Wpis z mikrobloga

A co mi tam, też zrobię sobie małe #podsumowanieroku

Ten rok był dość ciężki, na początku roku musiałam zmierzyć się z rozstaniem po trzyletnim związku i wrócić do domu rodzinnego, miałam nawrót #depresja i wpakowałam się w dość porąbaną relację z jednym #niebieskipasek. Z dobrych rzeczy właściwie tylko tyle, że odkryłam w końcu czym chciałabym zająć się po studiach i zaczęłam w tym kierunku działać.

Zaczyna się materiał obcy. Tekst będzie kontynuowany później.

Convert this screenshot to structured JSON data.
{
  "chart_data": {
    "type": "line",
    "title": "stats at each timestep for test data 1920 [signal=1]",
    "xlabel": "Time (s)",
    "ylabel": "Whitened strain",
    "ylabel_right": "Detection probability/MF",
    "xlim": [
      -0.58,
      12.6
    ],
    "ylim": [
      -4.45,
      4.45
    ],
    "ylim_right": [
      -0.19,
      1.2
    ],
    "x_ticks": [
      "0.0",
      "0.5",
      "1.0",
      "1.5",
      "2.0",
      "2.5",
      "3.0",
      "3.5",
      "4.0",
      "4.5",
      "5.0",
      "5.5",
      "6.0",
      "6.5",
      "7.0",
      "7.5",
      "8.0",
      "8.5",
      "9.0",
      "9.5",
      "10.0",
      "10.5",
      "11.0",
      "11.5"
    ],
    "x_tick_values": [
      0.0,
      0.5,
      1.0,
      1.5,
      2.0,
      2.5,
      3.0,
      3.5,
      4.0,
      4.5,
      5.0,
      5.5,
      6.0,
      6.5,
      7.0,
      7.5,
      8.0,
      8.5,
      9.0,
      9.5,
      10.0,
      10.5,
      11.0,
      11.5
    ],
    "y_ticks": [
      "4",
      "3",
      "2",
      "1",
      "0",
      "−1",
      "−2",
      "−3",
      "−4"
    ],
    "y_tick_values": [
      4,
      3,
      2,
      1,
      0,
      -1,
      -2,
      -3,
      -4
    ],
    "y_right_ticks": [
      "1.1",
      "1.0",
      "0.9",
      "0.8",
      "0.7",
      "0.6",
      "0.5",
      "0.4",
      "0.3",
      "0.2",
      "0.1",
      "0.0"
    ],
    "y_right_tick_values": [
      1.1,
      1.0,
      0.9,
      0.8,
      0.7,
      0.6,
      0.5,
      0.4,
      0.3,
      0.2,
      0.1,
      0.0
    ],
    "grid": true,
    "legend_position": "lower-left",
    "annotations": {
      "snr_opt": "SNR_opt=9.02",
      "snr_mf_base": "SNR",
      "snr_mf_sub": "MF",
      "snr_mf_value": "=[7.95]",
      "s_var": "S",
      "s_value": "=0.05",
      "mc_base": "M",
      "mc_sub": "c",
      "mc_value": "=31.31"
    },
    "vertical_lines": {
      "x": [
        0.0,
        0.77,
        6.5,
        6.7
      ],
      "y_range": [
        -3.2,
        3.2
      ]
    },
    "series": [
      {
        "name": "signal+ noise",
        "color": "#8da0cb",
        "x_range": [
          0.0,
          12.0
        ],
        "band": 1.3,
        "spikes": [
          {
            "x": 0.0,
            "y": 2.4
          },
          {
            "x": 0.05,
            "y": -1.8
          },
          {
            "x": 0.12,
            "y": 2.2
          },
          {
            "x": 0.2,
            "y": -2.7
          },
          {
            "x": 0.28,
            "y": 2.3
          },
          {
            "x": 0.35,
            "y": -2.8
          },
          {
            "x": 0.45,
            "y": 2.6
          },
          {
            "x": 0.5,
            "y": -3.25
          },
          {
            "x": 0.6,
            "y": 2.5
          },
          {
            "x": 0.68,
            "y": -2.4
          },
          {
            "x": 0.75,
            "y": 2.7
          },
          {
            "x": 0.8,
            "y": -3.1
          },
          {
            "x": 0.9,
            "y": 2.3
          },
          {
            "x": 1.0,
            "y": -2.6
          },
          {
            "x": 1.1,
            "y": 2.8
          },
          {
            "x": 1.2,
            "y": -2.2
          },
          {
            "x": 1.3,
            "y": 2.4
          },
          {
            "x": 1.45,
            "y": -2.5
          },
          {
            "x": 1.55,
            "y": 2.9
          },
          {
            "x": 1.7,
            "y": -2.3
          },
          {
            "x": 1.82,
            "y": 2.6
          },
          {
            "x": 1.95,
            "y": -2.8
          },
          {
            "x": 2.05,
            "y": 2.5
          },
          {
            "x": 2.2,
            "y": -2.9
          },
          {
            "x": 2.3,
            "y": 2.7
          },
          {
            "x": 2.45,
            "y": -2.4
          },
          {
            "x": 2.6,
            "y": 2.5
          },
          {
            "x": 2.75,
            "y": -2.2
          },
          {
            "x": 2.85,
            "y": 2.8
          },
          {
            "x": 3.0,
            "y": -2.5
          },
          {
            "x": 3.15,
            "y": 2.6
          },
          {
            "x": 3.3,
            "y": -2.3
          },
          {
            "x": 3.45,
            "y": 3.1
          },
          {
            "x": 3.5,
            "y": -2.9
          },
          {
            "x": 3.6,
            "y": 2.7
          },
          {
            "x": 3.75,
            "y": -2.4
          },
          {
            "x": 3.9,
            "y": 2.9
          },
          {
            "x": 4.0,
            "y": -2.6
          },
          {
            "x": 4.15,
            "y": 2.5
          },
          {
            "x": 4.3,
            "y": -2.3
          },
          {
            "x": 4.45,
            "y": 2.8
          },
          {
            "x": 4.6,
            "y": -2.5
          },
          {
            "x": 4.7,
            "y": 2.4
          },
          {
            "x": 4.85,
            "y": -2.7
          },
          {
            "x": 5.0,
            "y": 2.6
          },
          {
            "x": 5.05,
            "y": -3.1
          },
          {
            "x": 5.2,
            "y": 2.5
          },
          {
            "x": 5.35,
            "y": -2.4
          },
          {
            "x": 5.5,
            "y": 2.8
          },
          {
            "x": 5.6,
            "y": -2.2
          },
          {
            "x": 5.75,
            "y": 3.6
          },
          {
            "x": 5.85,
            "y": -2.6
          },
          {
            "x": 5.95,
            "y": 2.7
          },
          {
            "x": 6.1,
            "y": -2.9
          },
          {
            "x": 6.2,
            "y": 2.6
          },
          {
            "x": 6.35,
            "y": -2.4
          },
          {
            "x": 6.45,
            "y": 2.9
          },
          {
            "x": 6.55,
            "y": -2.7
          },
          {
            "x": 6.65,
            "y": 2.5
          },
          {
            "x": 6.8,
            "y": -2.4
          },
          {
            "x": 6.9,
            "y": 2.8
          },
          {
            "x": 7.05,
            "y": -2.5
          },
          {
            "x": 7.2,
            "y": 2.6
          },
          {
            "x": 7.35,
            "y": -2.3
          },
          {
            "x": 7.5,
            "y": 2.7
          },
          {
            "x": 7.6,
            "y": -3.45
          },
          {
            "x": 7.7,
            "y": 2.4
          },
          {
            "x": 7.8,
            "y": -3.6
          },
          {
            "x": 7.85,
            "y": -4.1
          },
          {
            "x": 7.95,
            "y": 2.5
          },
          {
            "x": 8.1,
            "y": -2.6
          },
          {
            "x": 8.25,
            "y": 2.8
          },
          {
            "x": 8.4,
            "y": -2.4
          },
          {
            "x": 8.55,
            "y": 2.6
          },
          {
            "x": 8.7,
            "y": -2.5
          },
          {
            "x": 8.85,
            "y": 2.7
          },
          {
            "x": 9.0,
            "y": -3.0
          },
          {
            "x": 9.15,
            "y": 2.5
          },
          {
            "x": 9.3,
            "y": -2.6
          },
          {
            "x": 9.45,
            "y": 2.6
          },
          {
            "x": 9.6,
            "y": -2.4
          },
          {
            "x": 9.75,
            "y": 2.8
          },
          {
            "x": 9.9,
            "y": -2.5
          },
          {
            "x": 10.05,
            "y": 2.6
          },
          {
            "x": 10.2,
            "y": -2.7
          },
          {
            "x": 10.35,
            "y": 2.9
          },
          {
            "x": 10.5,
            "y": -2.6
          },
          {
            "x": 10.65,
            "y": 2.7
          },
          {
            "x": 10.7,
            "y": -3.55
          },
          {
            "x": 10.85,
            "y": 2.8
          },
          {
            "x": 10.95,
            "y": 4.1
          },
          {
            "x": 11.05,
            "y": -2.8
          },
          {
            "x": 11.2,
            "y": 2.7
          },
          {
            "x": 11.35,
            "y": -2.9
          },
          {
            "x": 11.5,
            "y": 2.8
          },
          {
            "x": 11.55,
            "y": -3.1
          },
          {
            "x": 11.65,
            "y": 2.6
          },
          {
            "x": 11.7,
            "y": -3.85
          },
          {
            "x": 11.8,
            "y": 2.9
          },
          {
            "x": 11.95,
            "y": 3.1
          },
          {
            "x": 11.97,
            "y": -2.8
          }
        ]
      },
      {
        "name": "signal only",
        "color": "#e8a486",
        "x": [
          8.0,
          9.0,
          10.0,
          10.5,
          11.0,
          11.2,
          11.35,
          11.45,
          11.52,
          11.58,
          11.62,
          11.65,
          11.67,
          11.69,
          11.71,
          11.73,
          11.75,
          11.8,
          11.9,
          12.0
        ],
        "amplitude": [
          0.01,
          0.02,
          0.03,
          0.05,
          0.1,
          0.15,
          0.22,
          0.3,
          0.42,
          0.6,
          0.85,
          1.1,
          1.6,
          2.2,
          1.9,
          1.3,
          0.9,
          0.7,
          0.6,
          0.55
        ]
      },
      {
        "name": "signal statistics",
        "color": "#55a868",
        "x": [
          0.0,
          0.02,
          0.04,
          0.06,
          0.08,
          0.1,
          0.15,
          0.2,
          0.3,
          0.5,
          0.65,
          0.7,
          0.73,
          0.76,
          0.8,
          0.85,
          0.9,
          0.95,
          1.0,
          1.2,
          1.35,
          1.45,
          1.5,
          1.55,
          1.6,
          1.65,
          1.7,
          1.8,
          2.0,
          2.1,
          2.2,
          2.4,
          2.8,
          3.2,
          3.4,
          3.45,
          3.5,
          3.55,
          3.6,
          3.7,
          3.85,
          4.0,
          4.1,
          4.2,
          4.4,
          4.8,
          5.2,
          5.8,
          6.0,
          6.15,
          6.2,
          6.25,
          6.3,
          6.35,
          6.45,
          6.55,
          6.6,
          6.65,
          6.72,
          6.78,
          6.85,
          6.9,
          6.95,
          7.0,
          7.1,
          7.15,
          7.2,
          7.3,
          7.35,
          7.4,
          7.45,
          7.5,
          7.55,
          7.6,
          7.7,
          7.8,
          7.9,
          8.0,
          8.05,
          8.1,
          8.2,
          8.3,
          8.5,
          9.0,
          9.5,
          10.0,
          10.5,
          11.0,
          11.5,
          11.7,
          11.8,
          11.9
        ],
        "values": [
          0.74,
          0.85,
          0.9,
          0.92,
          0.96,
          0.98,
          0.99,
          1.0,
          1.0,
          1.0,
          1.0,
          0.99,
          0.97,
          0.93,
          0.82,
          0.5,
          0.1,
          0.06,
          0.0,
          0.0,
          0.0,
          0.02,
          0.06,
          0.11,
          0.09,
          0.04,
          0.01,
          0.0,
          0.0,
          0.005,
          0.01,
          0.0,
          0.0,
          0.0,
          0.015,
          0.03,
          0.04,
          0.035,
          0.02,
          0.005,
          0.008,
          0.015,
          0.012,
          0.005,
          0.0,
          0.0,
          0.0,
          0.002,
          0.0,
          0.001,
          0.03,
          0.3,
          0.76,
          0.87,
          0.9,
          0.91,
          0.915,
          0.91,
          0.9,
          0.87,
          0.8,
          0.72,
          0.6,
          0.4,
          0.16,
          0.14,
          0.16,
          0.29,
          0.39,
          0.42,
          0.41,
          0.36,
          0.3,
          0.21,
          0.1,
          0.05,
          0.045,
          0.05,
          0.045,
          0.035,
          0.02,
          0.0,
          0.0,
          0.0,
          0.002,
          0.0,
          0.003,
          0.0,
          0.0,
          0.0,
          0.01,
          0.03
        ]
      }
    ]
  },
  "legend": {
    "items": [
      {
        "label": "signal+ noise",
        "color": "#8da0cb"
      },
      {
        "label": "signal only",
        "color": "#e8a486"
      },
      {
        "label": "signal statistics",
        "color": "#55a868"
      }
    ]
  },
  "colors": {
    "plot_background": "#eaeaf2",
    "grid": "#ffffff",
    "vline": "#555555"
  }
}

Ale za to osiągnęłam coś zupełnie innego, z czego jestem niesamowicie dumna. Rok temu byłam w ciężkiej depresji, walczyłam z fobią społeczną, wiecznie się martwiłam i użalałam nad sobą. Teraz nawet nie tyle akceptuję, co naprawdę lubię siebie i lubię spędzać ze sobą czas, ludzie przestali mnie przerażać, zaczęłam coraz częściej wychodzić poza swoją strefę komfortu, nauczyłam się tego, że nie warto przejmować się czymś, na co nie ma się wpływu, nauczyłam się też doceniać małe przyjemności i zwracać większą uwagę na drobne rzeczy, zamiast wiecznie planować i martwić się przyszłością albo rozpamiętywać przeszłość. Do bycia szczęśliwą na pewno wiele mi jeszcze brakuje, ale jestem... spokojna :)

I tego wam życzę Mireczki - spokoju, tak przede wszystkim. I miłej zabawy dzisiaj, jakkolwiek tego sylwestra spędzacie!